La política de venta de cargos podrá parecer suicida, puesto que lo que el Estado ingresaba con el precio en el momento de la venta, lo perdía gradualmente al pagar un sueldo por no hacer nada; e incluso es natural suponer que el empleo fuera doblemente oneroso para el Estado por lo que el funcionario pudiera detraer de un modo u otro para resarcirse del desembolso inicial. Pero había en ella una lógica perversa, porque esos sueldos no sólo eran exiguos, sino que casi siempre se pagaban a costa de los erarios municipales, mientras que el pago inicial se recibía en la Hacienda real. Y precisamente lo odiosa que era esta práctica la hacía muy útil a la Corona, porque municipios y súbditos estaban dispuestos a pagar para que se aboliesen estos empleos, y así lo hacían para librarse de tanto funcionario ocioso y rapaz. De modo que la Corona cobraba por crear los cargos y por suprimirlos.
Esta práctica aberrante desapareció definitivamente con el reformismo borbónico. Pero, como dije, hay muchos indicios de que la idea subyacente persistió, en España y no sólo en ella. Es, por ejemplo, tradicional que en Estados Unidos muchas embajadas vayan a parar a los más generosos contribuyentes a la campaña presidencial del partido ganador en las elecciones; lo cual explica las meteduras de pata, a menudo, muy graves, de algunos embajadores. A la memoria viene la embajadora en Irak que en 1991 dio a entender a Sadam que Estados Unidos no se opondría a la invasión de Kuwait.
En España hoy desde luego es práctica rara que a un alto funcionario de nombramiento político se le nombre por su competencia; más bien los criterios básicos son los compromisos y equilibrios políticos, y también las presiones y recomendaciones del candidato y sus amigos. La conveniencia de los gobernados, que depende en primer lugar de la idoneidad del nombrado, es la última de las consideraciones. La presente obsesión por la paridad sexual (o "de género", según la impropia moda anglosajona al uso) en los cargos políticos traiciona palmariamente la misma idea. El cargo es una sinecura que a quien conviene en primer lugar es a quien lo desempeña: por eso se ve como una injusticia que predomine en los cargos un sexo u otro. Pero ¿qué más le da al ciudadano el sexo de los altos cargos? Incluso si no le es totalmente indiferente, el sexo es mucho menos importante que la competencia y la honradez en el desempeño: en esto, por desgracia, se hace muy poco hincapié. Y, además, en nombre de esa pretendida igualdad, la libertad del elector se ve recortada. Si ya las listas cerradas y bloqueadas (que en 1977 se nos dijo que eran transitorias) son un atentado a la libertad de elegir, la cremallera electoral es un trágala más, tanto para las electoras como para los electores. Y una prueba más de que nuestros gobernantes consideran los cargos públicos como sinecuras, si no satrapías.

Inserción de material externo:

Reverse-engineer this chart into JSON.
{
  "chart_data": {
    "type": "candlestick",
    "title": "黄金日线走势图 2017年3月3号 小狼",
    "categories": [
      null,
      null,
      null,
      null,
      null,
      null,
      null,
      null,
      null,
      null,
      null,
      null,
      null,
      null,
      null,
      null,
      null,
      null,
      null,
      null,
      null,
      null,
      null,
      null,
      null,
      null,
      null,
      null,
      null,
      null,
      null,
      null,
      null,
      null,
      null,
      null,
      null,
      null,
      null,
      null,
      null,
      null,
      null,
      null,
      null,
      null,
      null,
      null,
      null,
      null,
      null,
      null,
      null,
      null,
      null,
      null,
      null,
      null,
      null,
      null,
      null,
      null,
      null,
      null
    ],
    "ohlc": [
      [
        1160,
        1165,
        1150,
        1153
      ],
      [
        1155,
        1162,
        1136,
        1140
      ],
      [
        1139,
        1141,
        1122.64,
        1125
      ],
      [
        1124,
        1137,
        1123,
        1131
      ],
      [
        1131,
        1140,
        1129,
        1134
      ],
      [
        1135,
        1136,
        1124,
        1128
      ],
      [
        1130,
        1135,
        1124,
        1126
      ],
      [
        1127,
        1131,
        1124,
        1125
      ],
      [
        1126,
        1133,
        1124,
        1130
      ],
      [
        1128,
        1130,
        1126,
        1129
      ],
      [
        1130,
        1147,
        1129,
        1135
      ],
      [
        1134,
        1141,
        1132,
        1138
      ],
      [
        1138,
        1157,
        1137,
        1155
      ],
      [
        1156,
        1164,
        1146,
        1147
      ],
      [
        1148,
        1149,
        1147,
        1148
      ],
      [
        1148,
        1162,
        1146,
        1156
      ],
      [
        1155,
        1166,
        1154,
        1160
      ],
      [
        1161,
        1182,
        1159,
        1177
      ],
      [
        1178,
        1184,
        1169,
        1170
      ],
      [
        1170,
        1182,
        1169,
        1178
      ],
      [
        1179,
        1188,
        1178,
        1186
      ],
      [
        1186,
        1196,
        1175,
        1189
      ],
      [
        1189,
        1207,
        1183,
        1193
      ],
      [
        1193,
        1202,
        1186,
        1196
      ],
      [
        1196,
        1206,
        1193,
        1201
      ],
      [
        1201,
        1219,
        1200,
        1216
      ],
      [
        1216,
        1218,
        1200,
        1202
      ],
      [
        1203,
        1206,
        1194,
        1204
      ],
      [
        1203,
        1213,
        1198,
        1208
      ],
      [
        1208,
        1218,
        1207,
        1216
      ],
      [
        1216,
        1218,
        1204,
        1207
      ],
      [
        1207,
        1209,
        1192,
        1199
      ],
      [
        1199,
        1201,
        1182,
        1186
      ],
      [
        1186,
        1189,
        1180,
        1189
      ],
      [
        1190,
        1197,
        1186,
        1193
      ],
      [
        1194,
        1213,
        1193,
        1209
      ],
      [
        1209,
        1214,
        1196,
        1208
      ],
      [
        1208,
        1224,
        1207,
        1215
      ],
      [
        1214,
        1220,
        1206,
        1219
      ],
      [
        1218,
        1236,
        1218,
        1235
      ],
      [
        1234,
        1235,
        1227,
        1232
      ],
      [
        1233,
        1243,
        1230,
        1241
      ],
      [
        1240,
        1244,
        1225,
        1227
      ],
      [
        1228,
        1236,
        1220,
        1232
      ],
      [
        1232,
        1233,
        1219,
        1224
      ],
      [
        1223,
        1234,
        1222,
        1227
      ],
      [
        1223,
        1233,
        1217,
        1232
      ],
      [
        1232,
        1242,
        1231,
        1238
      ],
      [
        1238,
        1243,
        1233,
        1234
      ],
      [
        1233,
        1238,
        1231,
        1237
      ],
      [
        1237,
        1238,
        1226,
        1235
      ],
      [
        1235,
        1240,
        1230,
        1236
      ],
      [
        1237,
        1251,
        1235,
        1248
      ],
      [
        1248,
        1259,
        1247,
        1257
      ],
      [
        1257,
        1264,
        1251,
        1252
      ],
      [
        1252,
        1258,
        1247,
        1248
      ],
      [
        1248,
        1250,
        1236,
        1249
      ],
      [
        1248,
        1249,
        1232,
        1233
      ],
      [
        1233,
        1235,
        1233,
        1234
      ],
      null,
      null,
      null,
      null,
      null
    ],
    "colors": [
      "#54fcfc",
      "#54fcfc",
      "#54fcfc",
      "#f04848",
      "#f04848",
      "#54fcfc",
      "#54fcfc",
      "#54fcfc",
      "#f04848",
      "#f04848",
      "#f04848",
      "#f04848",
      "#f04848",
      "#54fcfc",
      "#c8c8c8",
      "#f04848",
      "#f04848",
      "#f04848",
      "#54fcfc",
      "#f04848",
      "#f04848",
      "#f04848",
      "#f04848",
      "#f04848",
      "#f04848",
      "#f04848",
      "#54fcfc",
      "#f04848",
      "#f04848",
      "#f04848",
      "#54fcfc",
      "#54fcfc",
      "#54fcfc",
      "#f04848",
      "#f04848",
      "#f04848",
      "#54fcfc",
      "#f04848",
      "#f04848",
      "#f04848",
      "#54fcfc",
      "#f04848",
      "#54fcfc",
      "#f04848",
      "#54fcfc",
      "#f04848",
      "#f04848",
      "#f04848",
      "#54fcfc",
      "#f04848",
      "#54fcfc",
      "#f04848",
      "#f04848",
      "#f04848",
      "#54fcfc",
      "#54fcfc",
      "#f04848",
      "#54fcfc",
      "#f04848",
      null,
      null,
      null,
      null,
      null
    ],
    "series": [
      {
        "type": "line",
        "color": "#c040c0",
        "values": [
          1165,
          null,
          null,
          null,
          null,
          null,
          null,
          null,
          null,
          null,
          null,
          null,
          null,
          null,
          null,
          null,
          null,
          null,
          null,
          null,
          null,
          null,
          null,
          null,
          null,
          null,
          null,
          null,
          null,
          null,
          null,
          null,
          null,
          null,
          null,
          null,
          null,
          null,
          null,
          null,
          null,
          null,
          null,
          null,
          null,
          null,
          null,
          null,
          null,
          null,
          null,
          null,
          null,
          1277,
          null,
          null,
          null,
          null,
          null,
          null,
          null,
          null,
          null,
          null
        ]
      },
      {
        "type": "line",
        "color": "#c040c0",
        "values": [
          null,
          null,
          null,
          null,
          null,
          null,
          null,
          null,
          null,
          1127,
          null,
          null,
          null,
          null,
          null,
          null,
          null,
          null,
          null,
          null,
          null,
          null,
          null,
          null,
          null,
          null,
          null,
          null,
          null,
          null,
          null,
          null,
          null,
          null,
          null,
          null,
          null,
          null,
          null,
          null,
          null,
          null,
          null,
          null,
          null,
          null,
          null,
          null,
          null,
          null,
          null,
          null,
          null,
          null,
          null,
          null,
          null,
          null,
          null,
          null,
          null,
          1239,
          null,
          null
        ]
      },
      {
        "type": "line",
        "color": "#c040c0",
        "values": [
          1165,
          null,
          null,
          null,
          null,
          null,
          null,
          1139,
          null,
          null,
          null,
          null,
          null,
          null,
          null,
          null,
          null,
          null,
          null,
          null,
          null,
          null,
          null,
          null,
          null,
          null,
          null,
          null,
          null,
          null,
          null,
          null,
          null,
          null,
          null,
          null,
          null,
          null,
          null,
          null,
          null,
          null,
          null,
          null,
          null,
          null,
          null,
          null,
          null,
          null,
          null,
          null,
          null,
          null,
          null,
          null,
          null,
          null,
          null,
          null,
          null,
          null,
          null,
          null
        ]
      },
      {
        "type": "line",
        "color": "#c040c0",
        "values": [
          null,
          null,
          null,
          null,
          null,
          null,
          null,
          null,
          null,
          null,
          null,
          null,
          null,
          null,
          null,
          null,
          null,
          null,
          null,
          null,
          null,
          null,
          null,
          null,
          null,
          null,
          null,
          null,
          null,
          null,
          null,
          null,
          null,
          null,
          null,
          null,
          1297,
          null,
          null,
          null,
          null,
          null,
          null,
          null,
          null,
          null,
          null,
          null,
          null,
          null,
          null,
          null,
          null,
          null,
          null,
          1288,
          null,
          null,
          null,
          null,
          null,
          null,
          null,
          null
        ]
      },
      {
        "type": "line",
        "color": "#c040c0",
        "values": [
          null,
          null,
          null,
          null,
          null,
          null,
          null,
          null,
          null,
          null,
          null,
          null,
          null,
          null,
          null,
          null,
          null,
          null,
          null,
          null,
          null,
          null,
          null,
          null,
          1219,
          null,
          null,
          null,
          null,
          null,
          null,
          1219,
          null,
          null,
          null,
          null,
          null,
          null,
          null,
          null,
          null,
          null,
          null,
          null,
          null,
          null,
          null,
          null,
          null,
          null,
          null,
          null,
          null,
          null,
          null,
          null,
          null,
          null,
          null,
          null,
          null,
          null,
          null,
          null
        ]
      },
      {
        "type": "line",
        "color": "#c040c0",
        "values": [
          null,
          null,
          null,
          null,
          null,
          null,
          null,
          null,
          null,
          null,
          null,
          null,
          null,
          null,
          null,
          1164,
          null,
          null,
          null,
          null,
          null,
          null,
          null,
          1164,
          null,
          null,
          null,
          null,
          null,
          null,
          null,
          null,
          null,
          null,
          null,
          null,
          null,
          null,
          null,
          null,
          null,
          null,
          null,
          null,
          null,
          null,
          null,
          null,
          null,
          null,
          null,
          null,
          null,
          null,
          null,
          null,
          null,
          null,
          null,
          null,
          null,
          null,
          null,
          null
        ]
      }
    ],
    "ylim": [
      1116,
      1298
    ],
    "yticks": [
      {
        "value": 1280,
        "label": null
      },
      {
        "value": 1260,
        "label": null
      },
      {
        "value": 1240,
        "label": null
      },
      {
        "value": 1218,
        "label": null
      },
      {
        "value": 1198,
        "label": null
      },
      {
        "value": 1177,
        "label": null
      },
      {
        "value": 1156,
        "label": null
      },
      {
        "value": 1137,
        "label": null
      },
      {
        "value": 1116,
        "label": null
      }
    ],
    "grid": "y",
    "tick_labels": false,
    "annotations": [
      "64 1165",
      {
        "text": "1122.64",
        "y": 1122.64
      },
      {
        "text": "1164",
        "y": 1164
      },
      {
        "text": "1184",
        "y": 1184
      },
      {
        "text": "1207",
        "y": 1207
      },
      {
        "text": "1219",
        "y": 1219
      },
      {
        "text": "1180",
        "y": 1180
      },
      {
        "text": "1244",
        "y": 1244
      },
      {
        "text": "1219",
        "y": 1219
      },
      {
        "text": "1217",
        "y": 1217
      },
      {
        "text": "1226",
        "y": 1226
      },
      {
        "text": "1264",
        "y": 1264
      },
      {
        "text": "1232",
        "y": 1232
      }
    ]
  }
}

A algunos miembros de la élite en el poder podrá parecerles que estas disposiciones de la recién aprobada Ley de Igualdad son el camino hacia un sueño; para la sufrida mayoría, la dimensión política de esta Ley es otra vuelta de tuerca en la agobiante imposición de lo "políticamente correcto"; un paso más hacia la minoría de edad política del común de los ciudadanos, que quizá en más de una ocasión estarían dispuestos a pagar, como en la España de los Austrias, para que les libraran de algún político de cuota.
Gabriel Tortella, catedrático de Historia Económica de la Universidad de Alcalá. Su último libro es Los orígenes del siglo XXI.